Translating came first out of love, then necessity, then guilt. Otherwise I’d do nothing. There’s a part of me that is totally lazy and a part of me that loves working. I love to joke that translating is like doing ecstasy. It drives your brain, but it isn’t fun. It fries your brain. I don’t have very much patience for it. But it is a way to get intimate with a text that you love. It’s like sex. It is a much deeper reading. You get closer to the mind and body of the writer.
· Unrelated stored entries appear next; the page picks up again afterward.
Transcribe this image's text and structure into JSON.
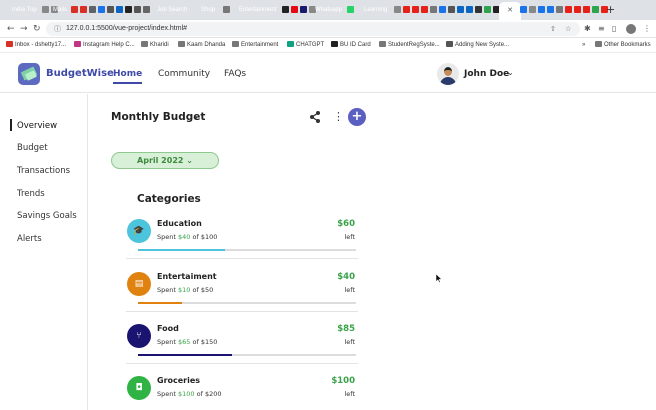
{
  "browser": {
    "tab_groups": [
      {
        "label": "India Trip",
        "color": "#1a7a6c"
      },
      {
        "label": "Mails",
        "color": "#8e3fc7"
      },
      {
        "label": "Job Search",
        "color": "#1a73e8"
      },
      {
        "label": "Shop",
        "color": "#d93025"
      },
      {
        "label": "Entertainment",
        "color": "#1e8e3e"
      },
      {
        "label": "Whatsapp",
        "color": "#5f6368"
      },
      {
        "label": "Learning",
        "color": "#c5221f"
      }
    ],
    "active_tab_icon": "close-icon",
    "url": "127.0.0.1:5500/vue-project/index.html#",
    "bookmarks": [
      {
        "label": "Inbox - dshetty17...",
        "color": "#d93025"
      },
      {
        "label": "Instagram Help C...",
        "color": "#c13584"
      },
      {
        "label": "Kharidi",
        "color": "#777777"
      },
      {
        "label": "Kaam Dhanda",
        "color": "#777777"
      },
      {
        "label": "Entertainment",
        "color": "#777777"
      },
      {
        "label": "CHATGPT",
        "color": "#10a37f"
      },
      {
        "label": "BU ID Card",
        "color": "#222222"
      },
      {
        "label": "StudentRegSyste...",
        "color": "#777777"
      },
      {
        "label": "Adding New Syste...",
        "color": "#555555"
      }
    ],
    "other_bookmarks": "Other Bookmarks"
  },
  "app": {
    "brand": "BudgetWise",
    "nav": {
      "home": "Home",
      "community": "Community",
      "faqs": "FAQs"
    },
    "user": {
      "name": "John Doe"
    },
    "accent": "#3f4aa8"
  },
  "sidebar": {
    "items": [
      {
        "label": "Overview",
        "active": true
      },
      {
        "label": "Budget"
      },
      {
        "label": "Transactions"
      },
      {
        "label": "Trends"
      },
      {
        "label": "Savings Goals"
      },
      {
        "label": "Alerts"
      }
    ]
  },
  "main": {
    "title": "Monthly Budget",
    "month": "April 2022",
    "categories_title": "Categories",
    "left_label": "left",
    "categories": [
      {
        "name": "Education",
        "spent_prefix": "Spent",
        "spent": "$40",
        "of": "of $100",
        "left": "$60",
        "progress": 0.4,
        "color": "#4cc4dc",
        "icon": "graduation-cap-icon",
        "glyph": "🎓"
      },
      {
        "name": "Entertaiment",
        "spent_prefix": "Spent",
        "spent": "$10",
        "of": "of $50",
        "left": "$40",
        "progress": 0.2,
        "color": "#e0820f",
        "icon": "ticket-icon",
        "glyph": "▤"
      },
      {
        "name": "Food",
        "spent_prefix": "Spent",
        "spent": "$65",
        "of": "of $150",
        "left": "$85",
        "progress": 0.43,
        "color": "#1a1470",
        "icon": "fork-knife-icon",
        "glyph": "⑂"
      },
      {
        "name": "Groceries",
        "spent_prefix": "Spent",
        "spent": "$100",
        "of": "of $200",
        "left": "$100",
        "progress": 0.5,
        "color": "#2fb344",
        "icon": "shopping-bag-icon",
        "glyph": "◘"
      }
    ]
  }
}
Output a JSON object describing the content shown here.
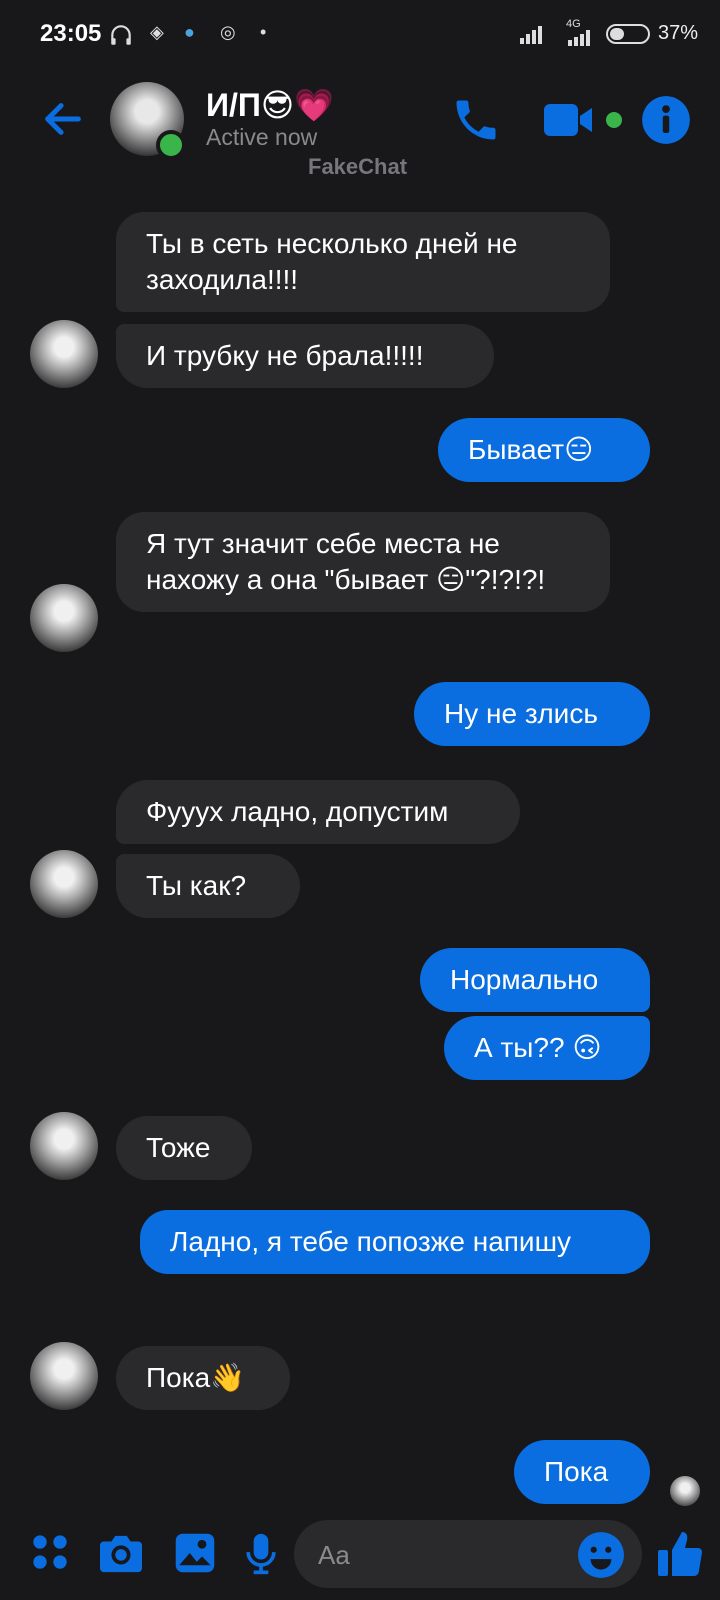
{
  "status_bar": {
    "time": "23:05",
    "network": "4G",
    "battery": "37%",
    "icons": [
      "headphones-icon",
      "app-icon",
      "telegram-icon",
      "app-icon",
      "dot-icon",
      "signal-icon",
      "signal-4g-icon",
      "battery-icon"
    ]
  },
  "header": {
    "name": "И/П😎💗",
    "status": "Active now",
    "watermark": "FakeChat",
    "accent": "#0a6ee0",
    "online_color": "#3ab54a"
  },
  "messages": [
    {
      "side": "in",
      "text": "Ты в сеть несколько дней не заходила!!!!"
    },
    {
      "side": "in",
      "text": "И трубку не брала!!!!!"
    },
    {
      "side": "out",
      "text": "Бывает😑"
    },
    {
      "side": "in",
      "text": "Я тут значит себе места не нахожу а она \"бывает 😑\"?!?!?!"
    },
    {
      "side": "out",
      "text": "Ну не злись"
    },
    {
      "side": "in",
      "text": "Фууух ладно, допустим"
    },
    {
      "side": "in",
      "text": "Ты как?"
    },
    {
      "side": "out",
      "text": "Нормально"
    },
    {
      "side": "out",
      "text": "А ты?? 🙃"
    },
    {
      "side": "in",
      "text": "Тоже"
    },
    {
      "side": "out",
      "text": "Ладно, я тебе попозже напишу"
    },
    {
      "side": "in",
      "text": "Пока👋"
    },
    {
      "side": "out",
      "text": "Пока"
    }
  ],
  "composer": {
    "placeholder": "Aa",
    "icons": [
      "menu-dots-icon",
      "camera-icon",
      "gallery-icon",
      "microphone-icon",
      "emoji-icon",
      "like-icon"
    ]
  }
}
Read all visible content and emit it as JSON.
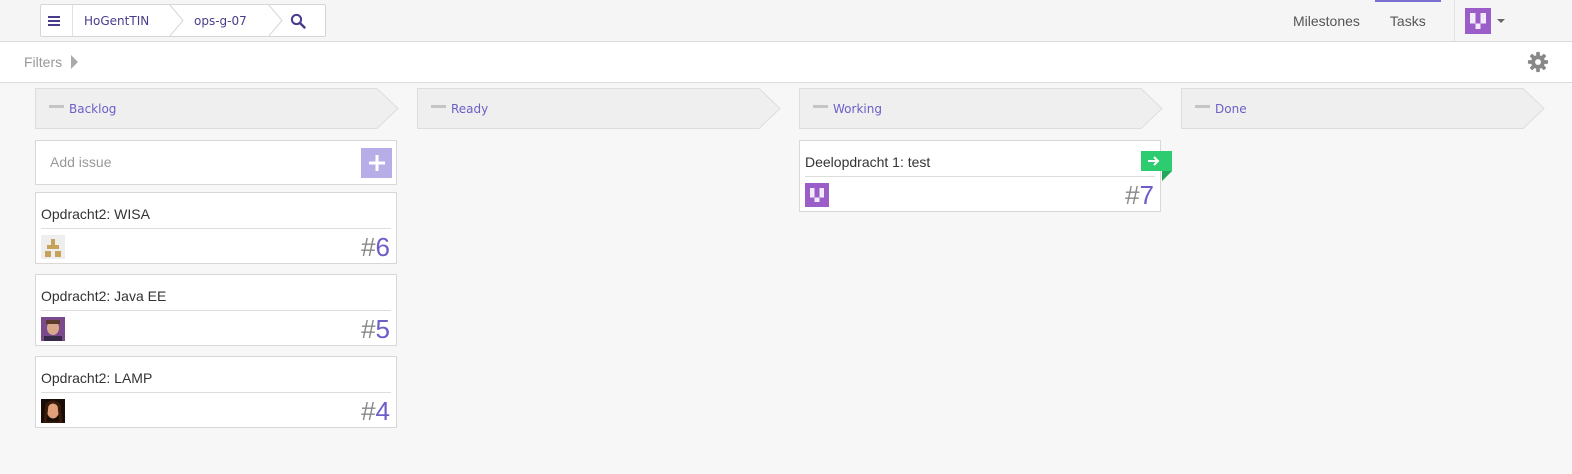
{
  "breadcrumb": {
    "org": "HoGentTIN",
    "repo": "ops-g-07"
  },
  "nav": {
    "milestones": "Milestones",
    "tasks": "Tasks"
  },
  "filters": {
    "label": "Filters"
  },
  "columns": [
    {
      "title": "Backlog"
    },
    {
      "title": "Ready"
    },
    {
      "title": "Working"
    },
    {
      "title": "Done"
    }
  ],
  "add_issue": {
    "placeholder": "Add issue"
  },
  "backlog_cards": [
    {
      "title": "Opdracht2: WISA",
      "number": "6"
    },
    {
      "title": "Opdracht2: Java EE",
      "number": "5"
    },
    {
      "title": "Opdracht2: LAMP",
      "number": "4"
    }
  ],
  "working_cards": [
    {
      "title": "Deelopdracht 1: test",
      "number": "7"
    }
  ],
  "colors": {
    "accent": "#6b5fc7",
    "add_button": "#b7aee8",
    "flag": "#2ecc71"
  }
}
That’s an intimacy that is really powerful. In that sense, I think it’s rapture. But translating texts that are problematic is painful. Translation is awesome and amazing [but] I’d be glad to never do it again unless it’s something that I really love. I thought I could be a half-translator as my job, but maybe I’m not literary enough to do it. Or maybe I don’t like being a servant.

You also wrote, “I am not a Francophile. I do not like cheese. I do not like the Champs-Élysées.” So why do other people like French culture so much?

For a lot of Americans, France has a bourgeois attraction. It can be argued that it always had it— that’s why we have the lingua franca, the language of currency ... that used to be French. Everyone spoke French. It was a cultural force across Europe. It has a snotty, bougie, problematic colonial and cultural history. No matter how many memoirs there are about eating pastries, people still write them. I [do] like thinking about the origins of the novel, a phenomenon that happened in France.

You’ve written about your time at Barnard as very difficult, with your mother and brother having to move in with you. Do you think you got the “college experience”?

I don’t think I had the typical college experience. I had lots of jobs, lots of on-campus jobs and lots of disgusting things. But my dad was hostile to me attending Barnard. And most parents like their children going to these kinds of schools. But the more you meet people, you see that they had harder experiences. Maybe the majority had to hide it. Maybe there were a lot of people at Barnard at the time who had experiences as dire as mine. I feel like I envied a lot of people. For a lot of people, college is a great time and can be lots of fun. It was fun for me, but it wasn’t easy. It seemed like a totally awesome party for some people. There is all kind[s] of privilege in the Seven Sisters and Ivy League. Barnard’s administration and the people I met were all extraordinary though. I’m not a ra-ra school spirit type of person, but I have a lot of respect for Barnard. All institutions have their problems, but Barnard is focused on empowering women. I’m teaching a class now [at Columbia]. I’ve only had one class, and it’s very eerie. My memories are still embedded in this place. A lot of good things and a lot of bad. I’ve been thinking a lot about institutions and if this is the best way to educate people.

So how did you go from student to poet? What is the transition like and do you have any advice for aspiring poets at Barnard and Columbia?
What forced me to be a poet? I took a poetry class at Columbia. I hated it, but it was a great classic poetry college experience. I also took a class called Imaginative Writing at Columbia. While I was a student, I was dealing with all this shit that I didn’t know how to handle. There are some real freaks to spend time with and share writing with at Columbia. That’s a beautiful thing. I became a poet when my brother went to the mental hospital, and I freaked out. I quit the Ph.D. program. I was trying to have a good experience at Columbia, but it was shattered. I wanted to become the artist I dreamed of becoming. A Proust without the pain. A girl Nabokov. I don’t know what I was thinking. I had to accept that I might never fit my ideal and maybe I was deluding myself. It was also luck and chance—I sent it [The Cow] out to friends, and it won an award. Then I became a poet, not somebody with a hobby. For anyone who thinks nobody will understand what they are doing, you never really know. There is something incredible about surrendering to the possibility. No matter how much you might doubt yourself, you never know what will happen. There’s no one way for a writer to be.